Misinformasi, terutama yang menyebar melalui grup WhatsApp, membuat beberapa orang percaya bahwa vaksin memiliki efek samping seperti kemandulan atau mengandung magnet. Tokoh-tokoh oposisi memperkuat kekhawatiran warga.
Tiga desa di Uttar Pradesh itu merefleksikan masalah ini. Seorang pejabat kesehatan mengatakan tim telah mendirikan klinik vaksinasi di seluruh desa dengan kapasitas harian 100 hingga 200 dosis. Tapi setiap hari, persediaan vaksin hampir tidak tersentuh.
Di desa Dautai, dokter di klinik setempat, Ahmad Arsalan, mendatangi rumah demi rumah bersama sesepuh setempat untuk menjawab pertanyaan warga. Ishrat Ali, kepala sekolah setempat, mengatakan salah satu temannya membaca siapa pun yang divaksinasi akan mati dalam waktu dua tahun.
Rajveer Singh Tyagi, seorang pemimpin desa di Khilwai, mengatakan sulitnya membujuk orang agar mau divaksinasi.
“Kami sudah membuka kamp vaksinasi, setidaknya empat kali, tapi tetap saja tidak ada yang datang,” kata Tyagi.
“Mereka mengatakan corona tidak mempengaruhi salah satu dari mereka, jadi mengapa mereka harus divaksinasi?”
Fasilitas kesehatan terbatas
Dengan tidak adanya vaksinasi menyeluruh, Uttar Pradesh, seperti negara bagian lain di India, hanya bisa berharap gelombang infeksi ketiga tidak terulang seperti yang kedua.
Negara bagian ini dikuasai anak didik Modi, Yogi Adityanath. Para kritikus menudingnya meremehkan kehancuran akibat pandemi, bahkan ketika pejabat rumah sakit berteriak meminta oksigen dan mayat-mayat muncul di Sungai Gangga.
Jumlah mayat yang dimakamkan di pemakaman di pinggiran sungai Gangga dekat Garh Mukteshwar, yang mencakup tiga desa yang berdekatan itu, meningkat delapan kali lipat dari akhir April hingga awal Mei, mencapai 160 per hari.
Khilwai, desa yang bernasib baik, terselamatkan sebagian karena kebetulan. Orang kedua yang meninggal adalah kerabat kepala desa.

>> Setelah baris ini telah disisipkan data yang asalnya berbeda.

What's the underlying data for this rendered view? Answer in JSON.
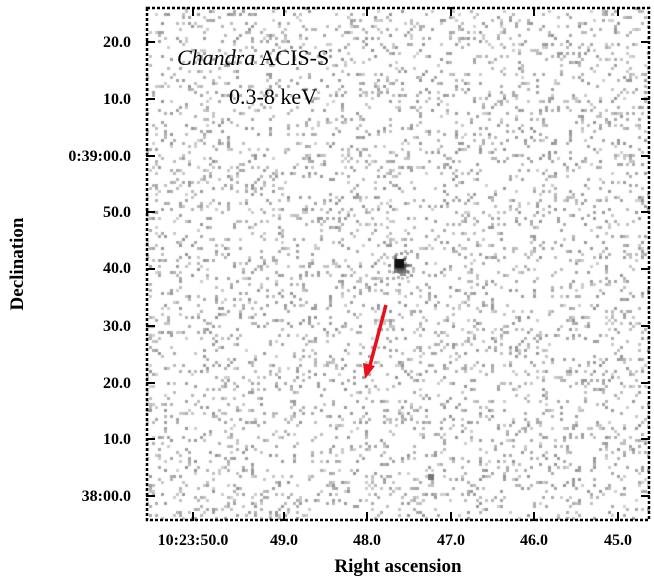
{
  "instrument_italic": "Chandra",
  "instrument_rest": "ACIS-S",
  "energy_band": "0.3-8 keV",
  "y_axis": {
    "label": "Declination",
    "ticks": [
      "20.0",
      "10.0",
      "0:39:00.0",
      "50.0",
      "40.0",
      "30.0",
      "20.0",
      "10.0",
      "38:00.0"
    ]
  },
  "x_axis": {
    "label": "Right ascension",
    "ticks": [
      "10:23:50.0",
      "49.0",
      "48.0",
      "47.0",
      "46.0",
      "45.0"
    ]
  },
  "colors": {
    "arrow": "#e8101a",
    "background": "#ffffff",
    "counts": "#9a9a9a"
  }
}
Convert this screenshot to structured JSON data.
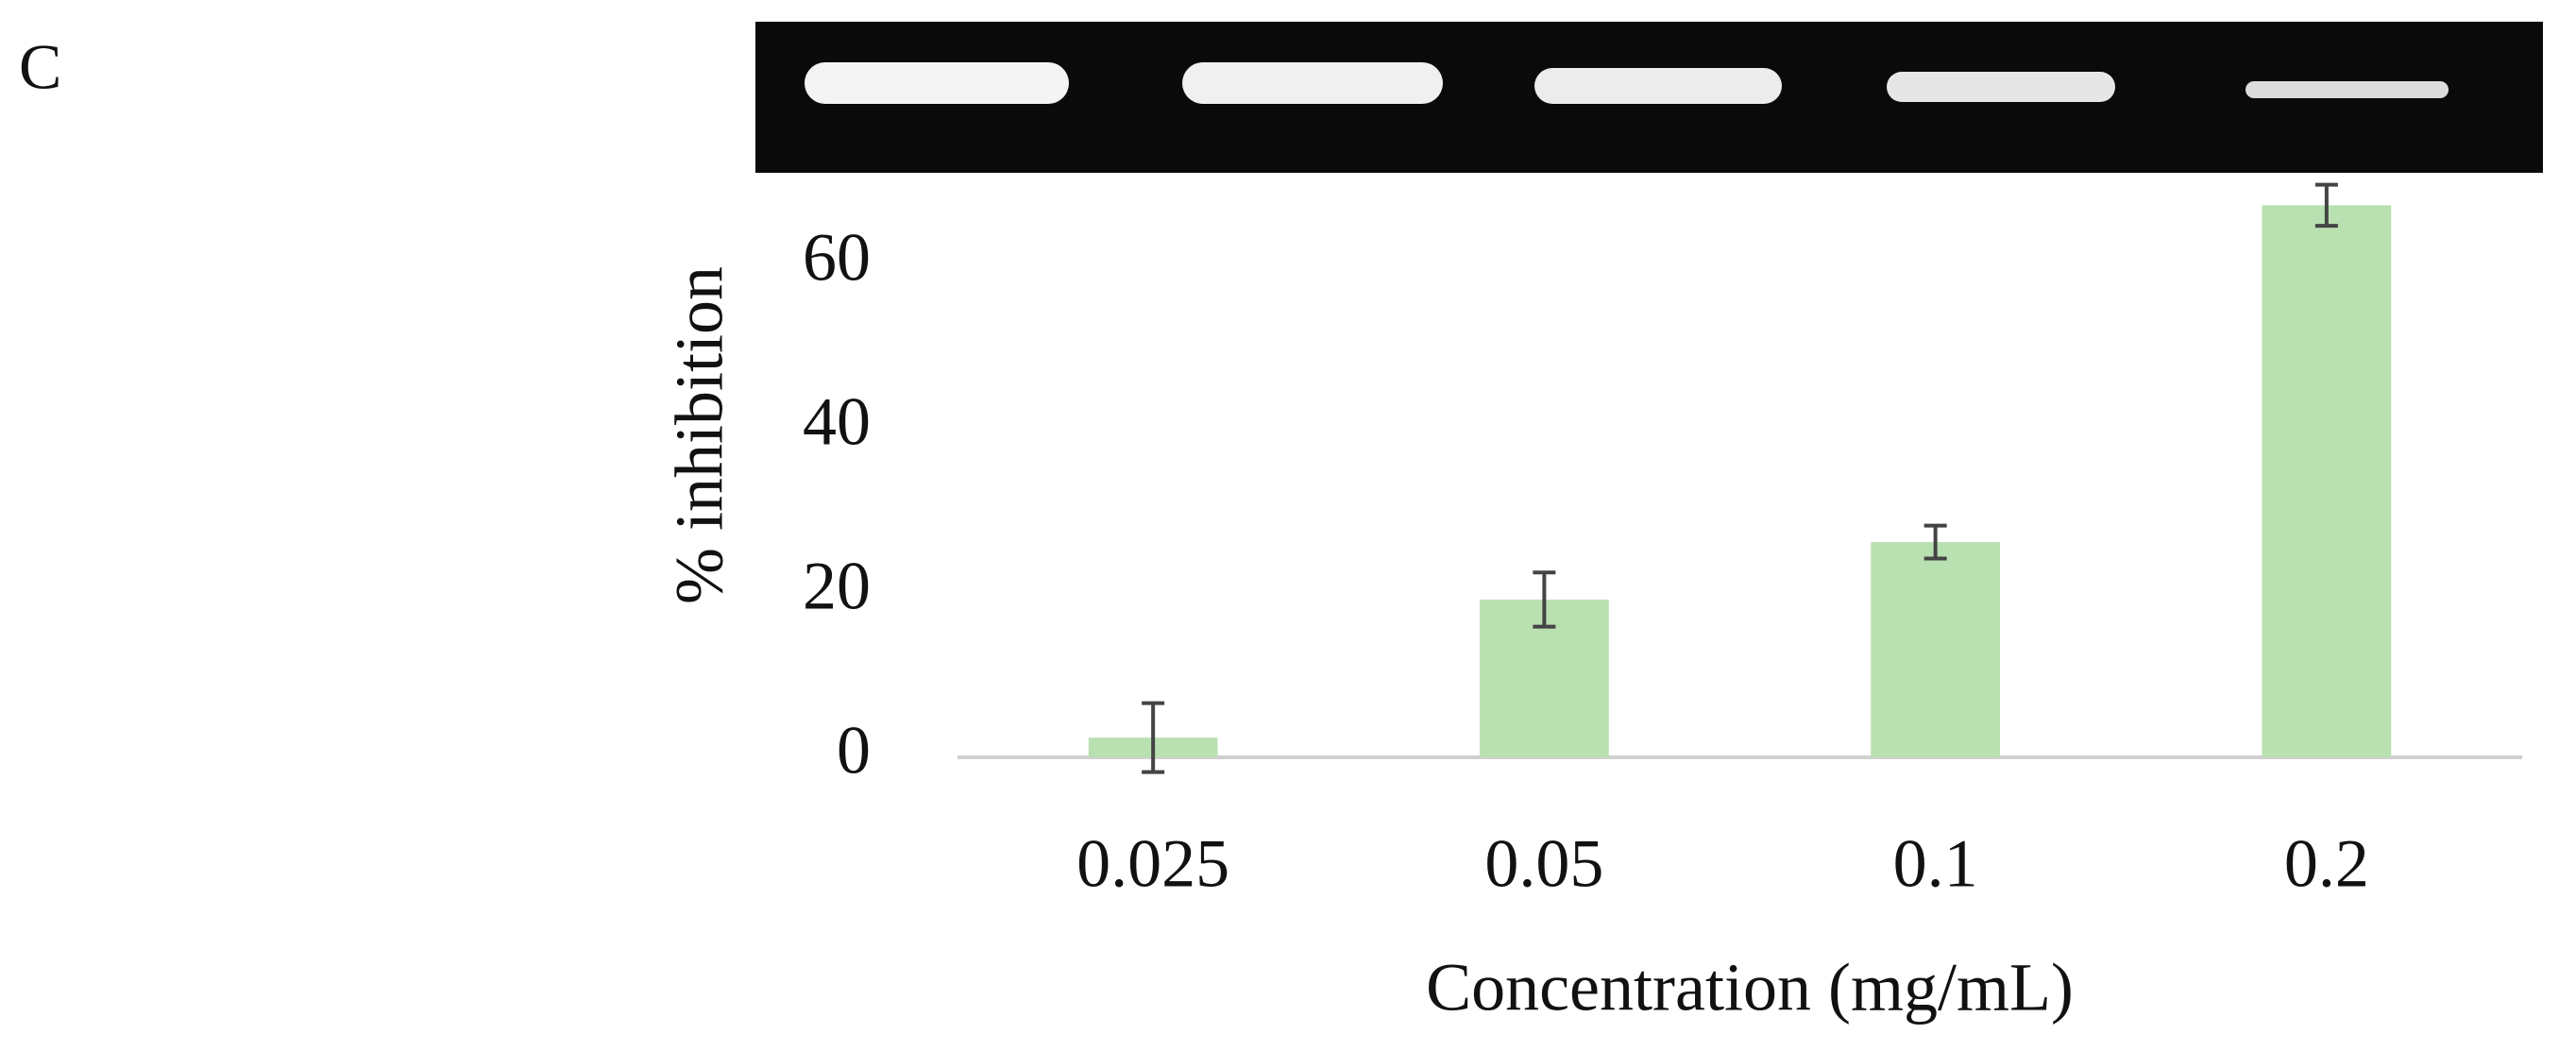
{
  "panel_label": "C",
  "chart_data": {
    "type": "bar",
    "x_label": "Concentration (mg/mL)",
    "y_label": "% inhibition",
    "categories": [
      "0.025",
      "0.05",
      "0.1",
      "0.2"
    ],
    "values": [
      2.4,
      19.2,
      26.2,
      67.2
    ],
    "errors": [
      4.2,
      3.3,
      2.0,
      2.5
    ],
    "color": "#b9e0b0",
    "ylim": [
      0,
      70
    ],
    "yticks": [
      0,
      20,
      40,
      60
    ],
    "grid": false
  }
}
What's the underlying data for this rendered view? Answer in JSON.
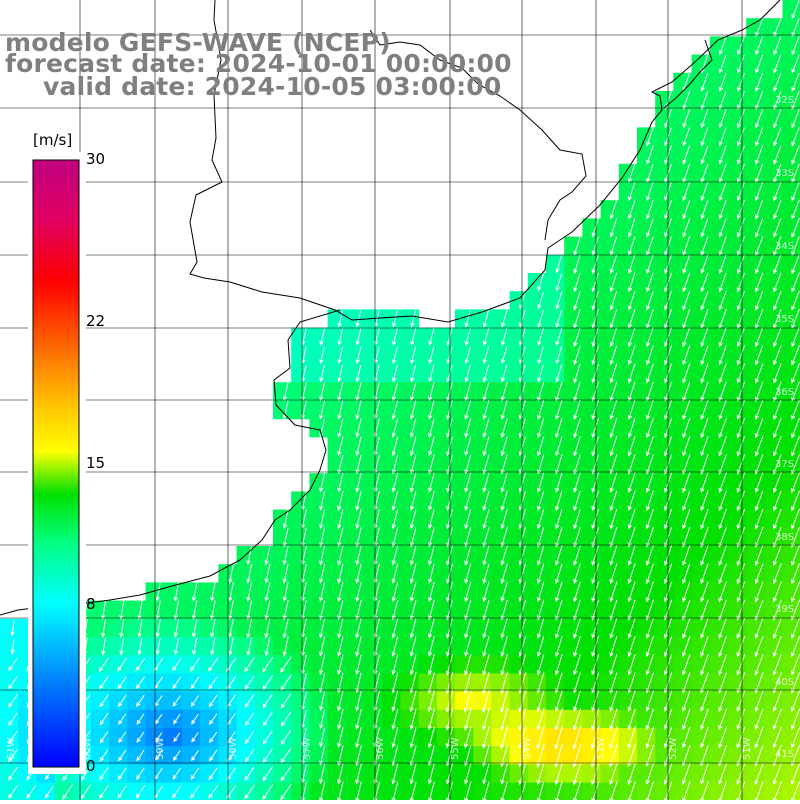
{
  "title": {
    "line1": "modelo GEFS-WAVE (NCEP)",
    "line2": "forecast date: 2024-10-01 00:00:00",
    "line3": "valid date: 2024-10-05 03:00:00"
  },
  "colorbar": {
    "unit": "[m/s]",
    "ticks": [
      {
        "label": "30",
        "value": 30
      },
      {
        "label": "22",
        "value": 22
      },
      {
        "label": "15",
        "value": 15
      },
      {
        "label": "8",
        "value": 8
      },
      {
        "label": "0",
        "value": 0
      }
    ]
  },
  "map": {
    "lat_labels": [
      "32S",
      "33S",
      "34S",
      "35S",
      "36S",
      "37S",
      "38S",
      "39S",
      "40S",
      "41S"
    ],
    "lon_labels": [
      "61W",
      "60W",
      "59W",
      "58W",
      "57W",
      "56W",
      "55W",
      "54W",
      "53W",
      "52W",
      "51W"
    ],
    "colors": {
      "land": "#ffffff",
      "grid": "#000000",
      "coast": "#000000",
      "title": "#7f7f7f",
      "arrows": "#ffffff"
    }
  }
}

Pengaruhnya digunakan untuk menekan pemerintah kabupaten untuk mendirikan kamp tes Covid, satu di rumahnya dan yang lainnya di kuil.
Sementara para tokoh masyarakat setempat menghitung lebih dari 30 kematian di masing-masing dua desa lainnya, tim yang dikirim dinas kesehatan kabupaten untuk “mensurvei” klaim tersebut akan secara resmi mendaftarkan kematian akibat Covid-19 hanya jika ada sertifikat tes positif. Sebuah kolom yang mencantumkan penyebab kematian lainnya berbunyi: “Demam tidak diketahui. Asma. Infeksi dada.”
“Semua sesepuh sudah tiada,” kata Ram Nath, warga salah satu desa Janupura.
“Tapi tidak ada tes. Bagaimana kita tahu itu corona?”
Fasilitas kesehatan di ketiga desa sebagian besar serupa. Di Khilwai, klinik pemerintah hanya diisi satu perawat di ruangan panas terik yang tidak memiliki listrik selama hampir satu dekade. Di Janupura, praktik pribadi Dr. Rajendra Prasad adalah harapan terakhir.